Unutmayalım ki "feyuharrimunehu" ve "feyessitehillunehu" 'daki taz'if ve "sin" harfi istihale manasını tazmin etmektedir. Bundan dolayı "çeviriyorlardı" diye tecrüme ettik. İşte istihlal-i ma'siyet dediğimiz budur. Nitekim dilimizde de bir kimseye ifratla boyun eğdiği ve teslim olduğu takdirde : "Filana tapıyor" denilir. Bu takdirde yukarıdaki ayet ve hadiste, hem teşbih ve hem istiare vardır. Büsbütün Kur'an ve hadislerin hükümlerini ortadan kaldırmak ve hakimiyeti bir reise, bir alime, bir topluma vermek; irtikab-ı masiyet değil, istihlal-i ma'siyet olduğundan hakiki küfürdür. Fakat hakimiyeti Allah'tan başkasına vermeksizin bir kısmını icra etmek, bir kısmını ihmal etmek, irtikab-ı masiyettir.Eğer irtikab-ı masiyet de, kıyas, inkar ve hafife almak olmaksızın ise büyük günahtır; mecazen küfür ve şirkle isimlendirilir. Aksi takdirde sebeb fiilin yerine kaim olduğundan, hükmi küfürdür ve buna şirk denilir.
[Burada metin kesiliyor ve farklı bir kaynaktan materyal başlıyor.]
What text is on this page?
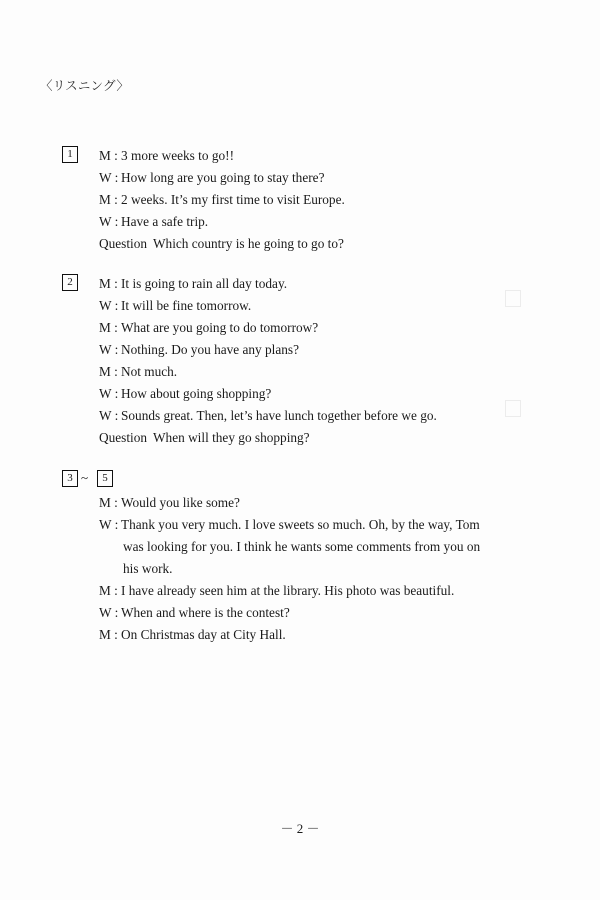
〈リスニング〉
1	M : 3 more weeks to go!!
W : How long are you going to stay there?
M : 2 weeks. It’s my first time to visit Europe.
W : Have a safe trip.
Question Which country is he going to go to?
2	M : It is going to rain all day today.
W : It will be fine tomorrow.
M : What are you going to do tomorrow?
W : Nothing. Do you have any plans?
M : Not much.
W : How about going shopping?
W : Sounds great. Then, let’s have lunch together before we go.
Question When will they go shopping?
3 ~	5
M : Would you like some?
W : Thank you very much. I love sweets so much. Oh, by the way, Tom
was looking for you. I think he wants some comments from you on
his work.
M : I have already seen him at the library. His photo was beautiful.
W : When and where is the contest?
M : On Christmas day at City Hall.
－ 2 －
Nitekim farz oluşuna inanmaksızın gösteriş için abdestsiz namaz kılmak, hakiki şirktir, imanı bozar. Buna nifak denilir. Fakat farz oluşuna inanan bir kimsenin yine gösteriş için abdestli olarak ve ta'dil-i erkan üzere namaz kılması, riyadır; kılmış olduğu namazının aslı olan farzı değil, farzın sevabını yani ameli iptal eder. İşte buna küçük şirk denildiği gibi, Allah Teala'nın şeriatine inanmak şartıyla tatbik edilmemesi, mecazen küfür ve şirk sayılmıştır.
Allah'ın hükmünü icra etmemek, birinci itibarla istihlal-i masiyet yani nifak, hakiki küfür, hakiki şirk; ikinci itibarla mecazi nifak, mecazi şirk, mecazi küfürdür. Birincisine istihlal-i masiyet, ikincisine irtikab-ı masiyet denilir.
Bundan dolayı "Kayıdsız şartsız hakimiyet halkındır" diye inanmak küfürdür.